1398. Trevisa, Barth. De P. R., II. iv. (Harl. MS. 614), lf. 8 b/1. Aungels ben seen to haue trollis & hangynge plometis and mesuris & towles & werke men.
c. 1440. Pallad. on Husb., I. 415. The parget of thy wough be strong & bryght; The trewel first ful ofte hit most distreyne.
1533. Elyot, Cast. Helthe, Pref. (1539), 1. I toke my penne in the stede of a truell.
c. 1570. Pride & Lowl. (1841), 32. A Bricklayer, A trewell at his gyrdle weared he.
1600. Shaks., A. Y. L., I. ii. 112. Well said, that was laid on with a trowell.
1693. Evelyn, De la Quint. Compl. Gard., II. 110. The said Gum must be kept hot, to be applyd with a kind of Wooden Trule.
1719. Free-thinker, No. 118, ¶ 8. Mr. Thornhill [cannot] paint the Cupolo of Pauls with a Trowel.
1785. Freemans Jrnl., 17 Dec., 4/2. If they throw dirt with a scavengers shovel, they also lay on praise with a trowel.
1836. Thirlwall, Greece, III. xxii. 237. They supplied the place both of hods and trowels with their hands.
1887. Ruskin, Præterita, II. x. 362. The instrument I finally decided to be the most difficult of management was the trowel.
b. A culinary ladle or slice of this shape. Cf. trowel-slicer in 2.
1773. Lond. Chron., 7 Sept., 248/3. Fish and pudding trowells.
1855. H. Clarke, Dict., Fish-trowel.
c. A tool of this kind used in gardening, having a hollow, scoop-like, semi-cylindrical blade.
1796. C. Marshall, Garden., iv. (1813), 52. Plants are best put in by a small spade or trowel.
1846. J. Baxter, Libr. Pract. Agric. (ed. 4), II. 119. The compound is firmly pressed into the moulds with a gardeners trowel.
1855. Delamer, Kitch. Gard. (1861), 16. The English trowel is excellent for many purposes; but besides it, it will be found convenient to have one or two long, narrow ones.
d. An elastic flat steel instrument used in spreading the paint in the manufacture of oilcloth.
1881. [implied in TROWELLER].
e. See quot.
1892. Greener, Breech Loader, 180. A properly-made trowel will load millions of cartridges before the holes become so worn that it has to be discarded. The author uses this counting trowel in loading all his cartridges.

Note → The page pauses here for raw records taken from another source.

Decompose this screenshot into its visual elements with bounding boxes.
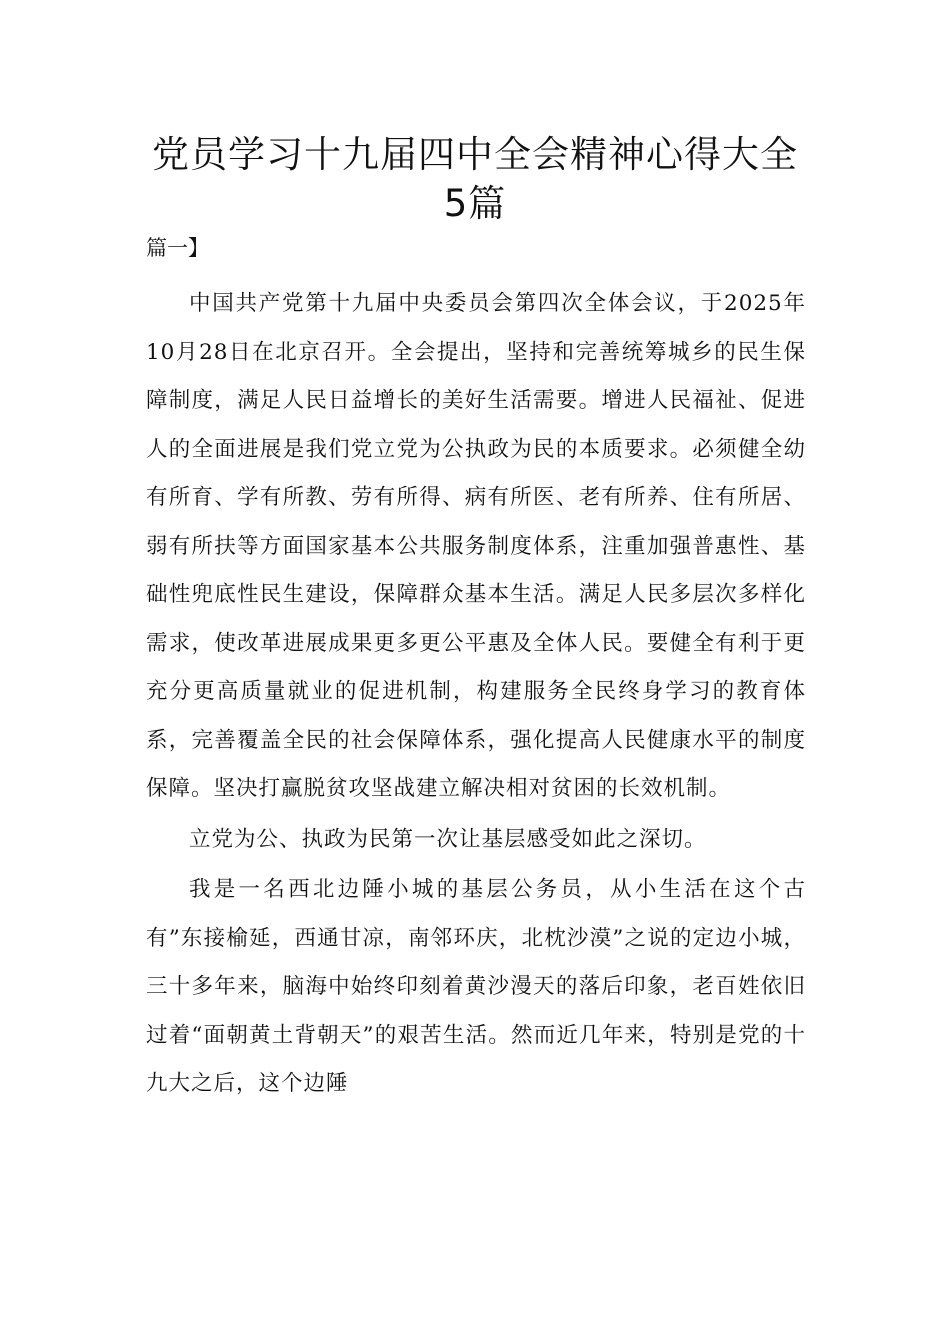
title-line-2: 5篇 <box>443 182 507 225</box>
paragraph: 我是一名西北边陲小城的基层公务员，从小生活在这个古有”东接榆延，西通甘凉，南邻环庆，北枕沙漠”之说的定边小城，三十多年来，脑海中始终印刻着黄沙漫天的落后印象，老百姓依旧过着“面朝黄土背朝天”的艰苦生活。然而近几年来，特别是党的十九大之后，这个边陲 <box>146 877 806 1096</box>
title-line-1: 党员学习十九届四中全会精神心得大全 <box>152 133 798 176</box>
document-title <box>110 130 840 228</box>
section-label: 篇一】 <box>146 236 209 260</box>
body-text <box>146 280 806 1109</box>
paragraph: 中国共产党第十九届中央委员会第四次全体会议，于2025年10月28日在北京召开。全会提出，坚持和完善统筹城乡的民生保障制度，满足人民日益增长的美好生活需要。增进人民福祉、促进人的全面进展是我们党立党为公执政为民的本质要求。必须健全幼有所育、学有所教、劳有所得、病有所医、老有所养、住有所居、弱有所扶等方面国家基本公共服务制度体系，注重加强普惠性、基础性兜底性民生建设，保障群众基本生活。满足人民多层次多样化需求，使改革进展成果更多更公平惠及全体人民。要健全有利于更充分更高质量就业的促进机制，构建服务全民终身学习的教育体系，完善覆盖全民的社会保障体系，强化提高人民健康水平的制度保障。坚决打赢脱贫攻坚战建立解决相对贫困的长效机制。 <box>146 291 806 801</box>
paragraph: 立党为公、执政为民第一次让基层感受如此之深切。 <box>189 826 707 852</box>
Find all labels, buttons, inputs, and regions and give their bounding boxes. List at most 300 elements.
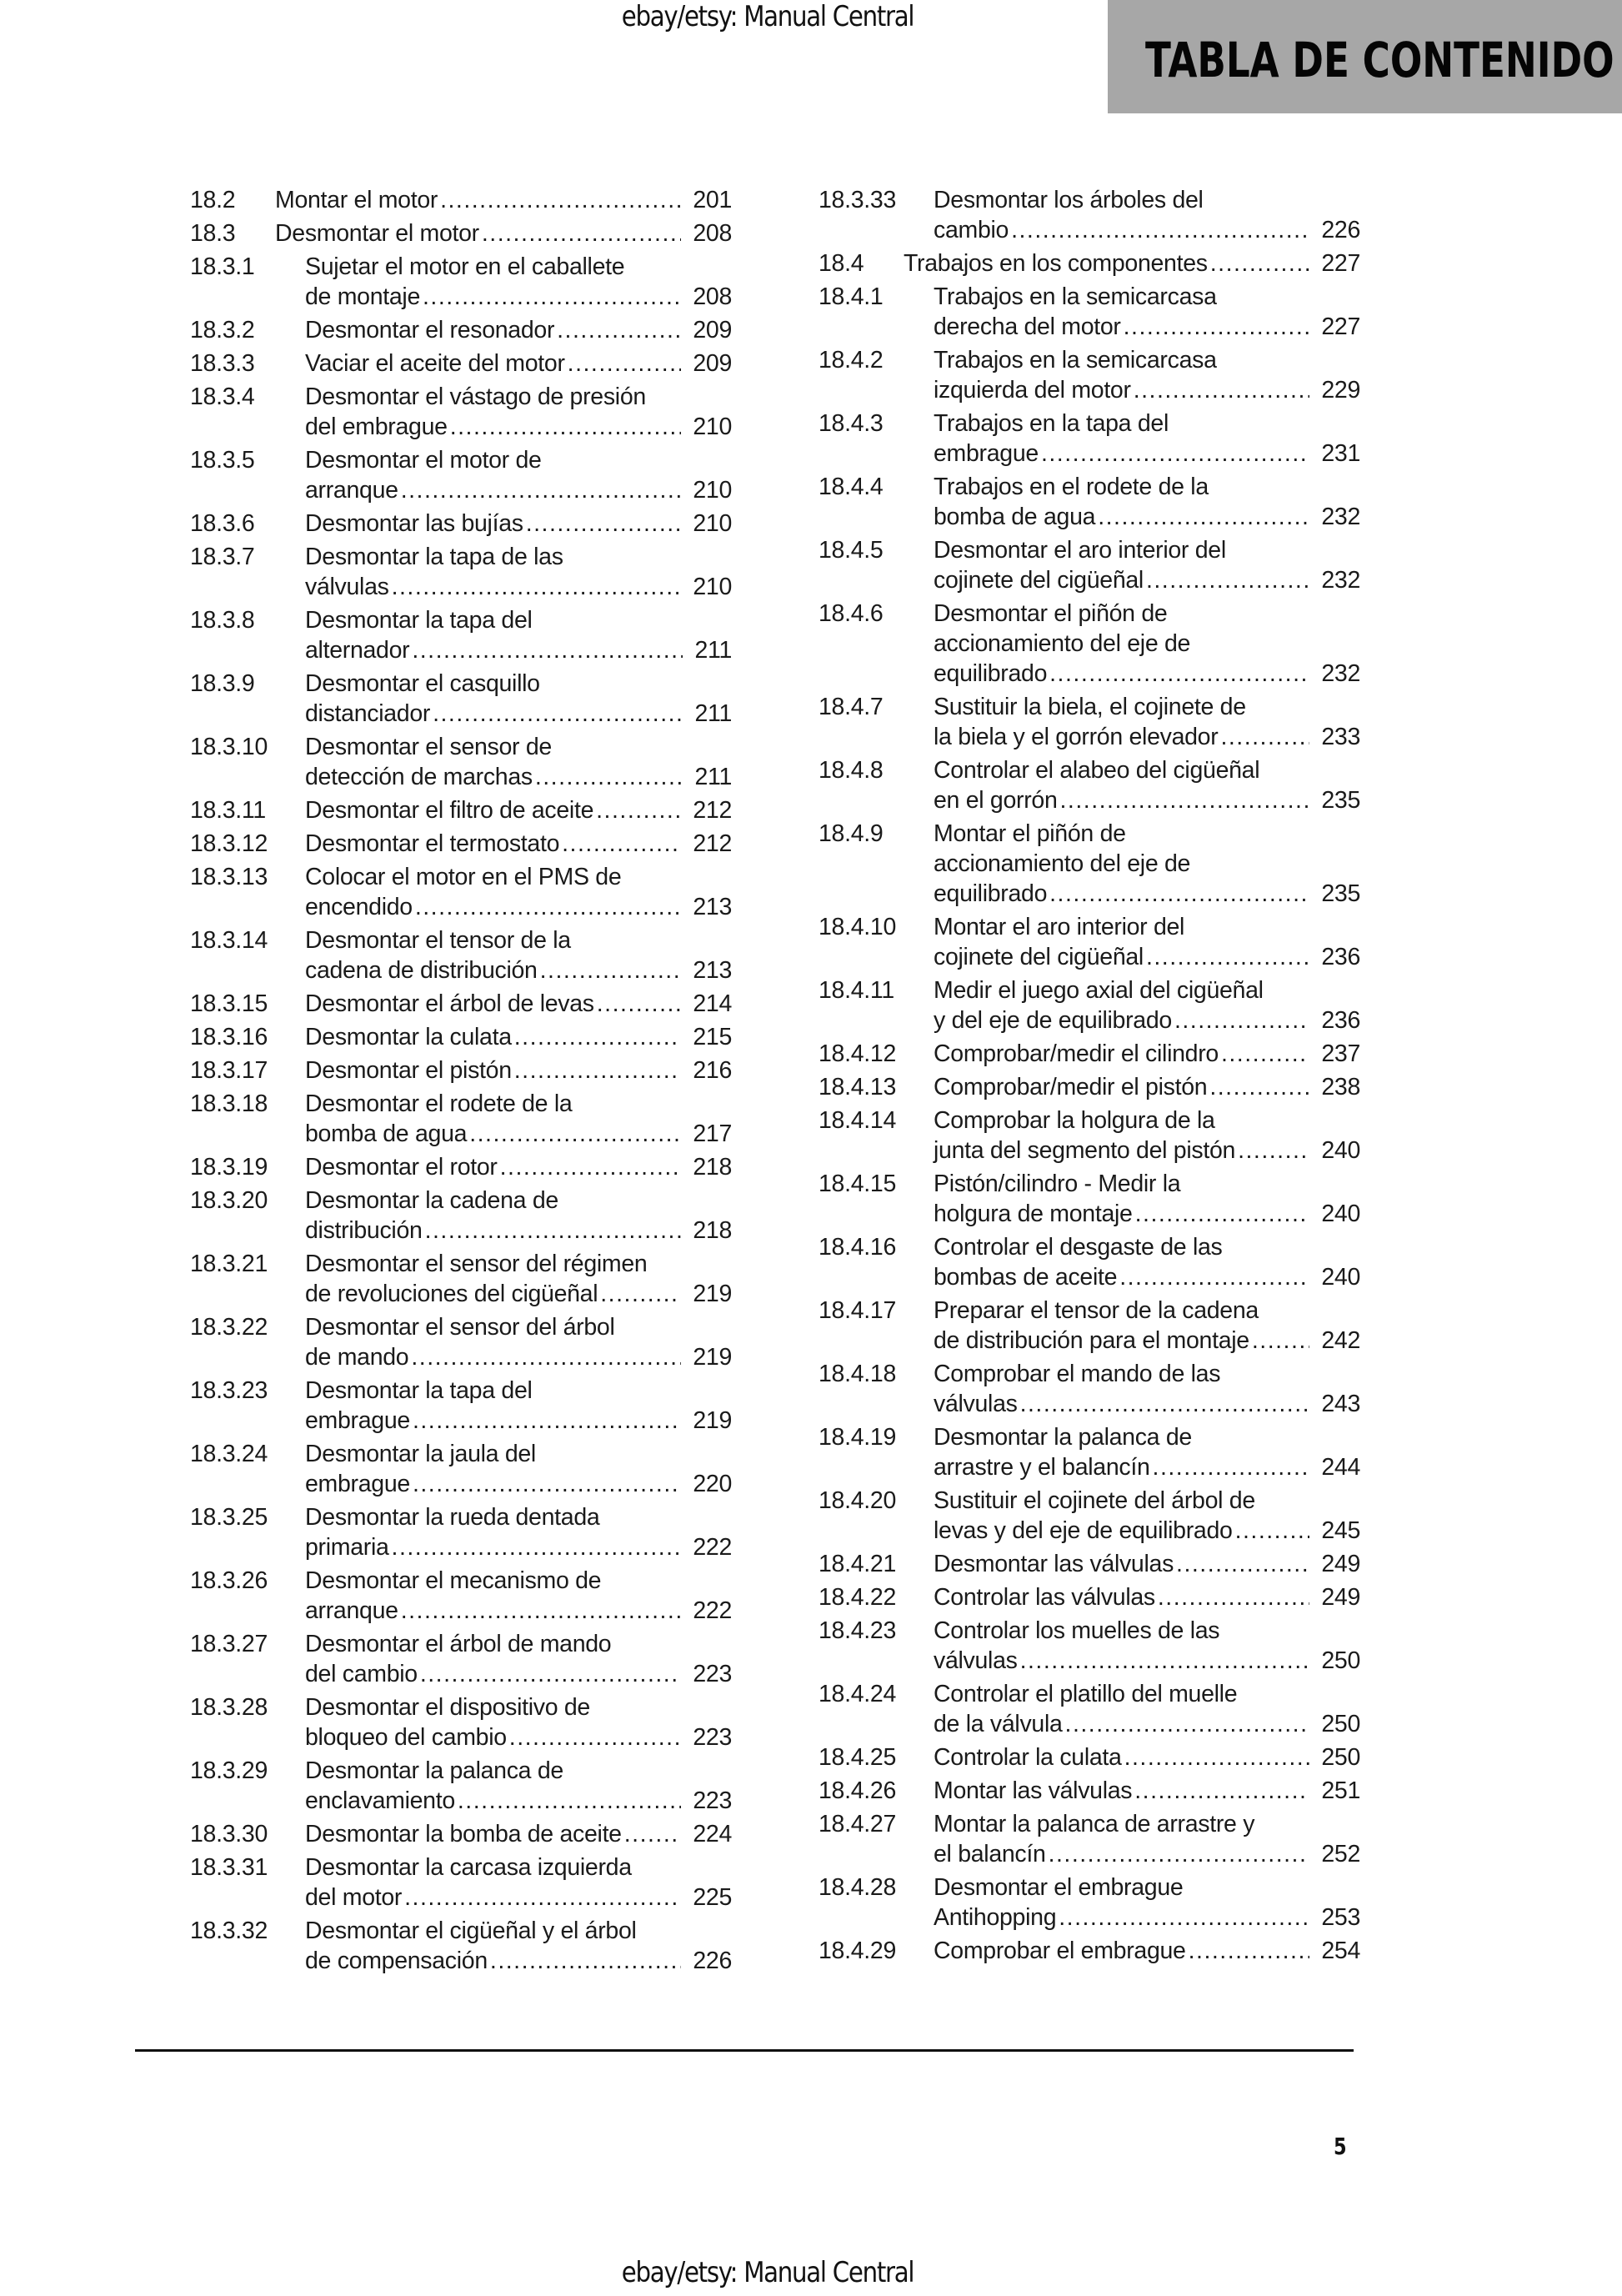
- toc-entry[interactable]: [819, 1039, 1360, 1069]
- toc-entry[interactable]: [819, 1359, 1360, 1419]
- toc-entry-last-line: [305, 282, 732, 312]
- toc-entry-title-line: Desmontar la rueda dentada: [305, 1504, 600, 1531]
- dot-leader: [526, 509, 682, 539]
- toc-entry-last-line: [934, 659, 1360, 689]
- watermark-top: ebay/etsy: Manual Central: [621, 0, 914, 33]
- watermark-bottom: ebay/etsy: Manual Central: [621, 2256, 914, 2289]
- dot-leader: [420, 1659, 682, 1689]
- toc-entry-body: [305, 252, 732, 312]
- page-title: TABLA DE CONTENIDO: [1145, 32, 1614, 88]
- dot-leader: [490, 1946, 681, 1976]
- toc-entry-body: [934, 692, 1360, 752]
- toc-entry-number: 18.2: [190, 187, 236, 213]
- toc-entry-number: 18.3.32: [190, 1918, 268, 1944]
- toc-entry-last-line: [275, 218, 732, 248]
- dot-leader: [413, 1469, 681, 1499]
- toc-entry[interactable]: [190, 605, 732, 665]
- dot-leader: [1119, 1262, 1309, 1292]
- toc-entry-body: [305, 1376, 732, 1436]
- toc-entry-body: [934, 819, 1360, 909]
- toc-entry-page: 251: [1321, 1777, 1360, 1804]
- toc-entry-title-line: Controlar las válvulas: [934, 1584, 1155, 1611]
- toc-entry-title-line: Desmontar el rodete de la: [305, 1090, 573, 1117]
- toc-entry-page: 240: [1321, 1137, 1360, 1164]
- dot-leader: [411, 1342, 681, 1372]
- toc-entry[interactable]: [190, 1055, 732, 1085]
- toc-entry[interactable]: [190, 542, 732, 602]
- toc-entry-number: 18.3.3: [190, 350, 255, 377]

2. attrib. and Comb., as trowel-handling, -planting, -slicer (cf. 1 b), -weilding; trowel-shaped adj.; trowel-bayonet, a bayonet resembling a masons trowel, which may be used as a light entrenchment tool, or when detached from the rifle, as a hatchet (Knight, Dict. Mech., 1877); trowel-beak, a bird, a Sumatran broadbill, Corydon sumatranus (Cent. Dict., 1891); trowel-gauge, an instrument for setting the nippers on a cotton-combing machine; trowel-man, one who uses a trowel; spec. a mason, bricklayer, or the like; also fig.
1902. Thornley, Cotton Combing Mach., 151. In setting the nippers great assistance is rendered by the use of a *trowel gauge.
1887. Ruskin, Præterita, II. x. 362, note. A piece of *trowel-handling as subtle as spreading the mortar under a brick.
1632. B. Jonson, Magn. Lady, II. vii. A hard-handed, and stiff ignorance, worthy a *Trewel, or a Hammer-man.
1737. Salmons Country Builders Estimator (ed. 2), 69. A Trowel-man and Labourer can perform one Rod of rough Work in five Days.
1756. Monitor, No. 73. II. 203. It has been the general defect of English politicians to proceed without a plan; ignorant trowel-men in the service of the state.
1815. J. Smith, Panorama Sci. & Art, II. 657. 7. Furrow planting . 8. Dibbling . 9. *Trowel planting.
1776. Withering, Brit. Plants (1796), III. 573 [Cochlearia danica] All the leaves *trowel-shaped.
1897. Mary Kingsley, W. Africa, 454. Broad, trowel-shaped, almost triangular daggers.
1862. Catal. Internat. Exhib., Brit., II. No. 6504. A very large bread knife, and *trowel slicer.
1919. N. Y. Tribune, 23 May, 4/6. Bricklayers are not, however, employed in building this peculiar type [puffed brick] of boat, because with the mortar used, a trowel-weilding laborer is not required.
Hence Trowelful, as much as can be taken up on a trowel (also fig.).
1580. Hollyband, Treas. Fr. Tong, s.v. Truellée, A trowell full of plaster or morter.
1801. Ld. Minto, Lett., in Edin. Rev., April (1896), 405. Cramming Nelson with trowelfuls of flattery.
1843. Ld. Cockburn, Circuit Journeys (1883), 184. Not one trowelful of lime.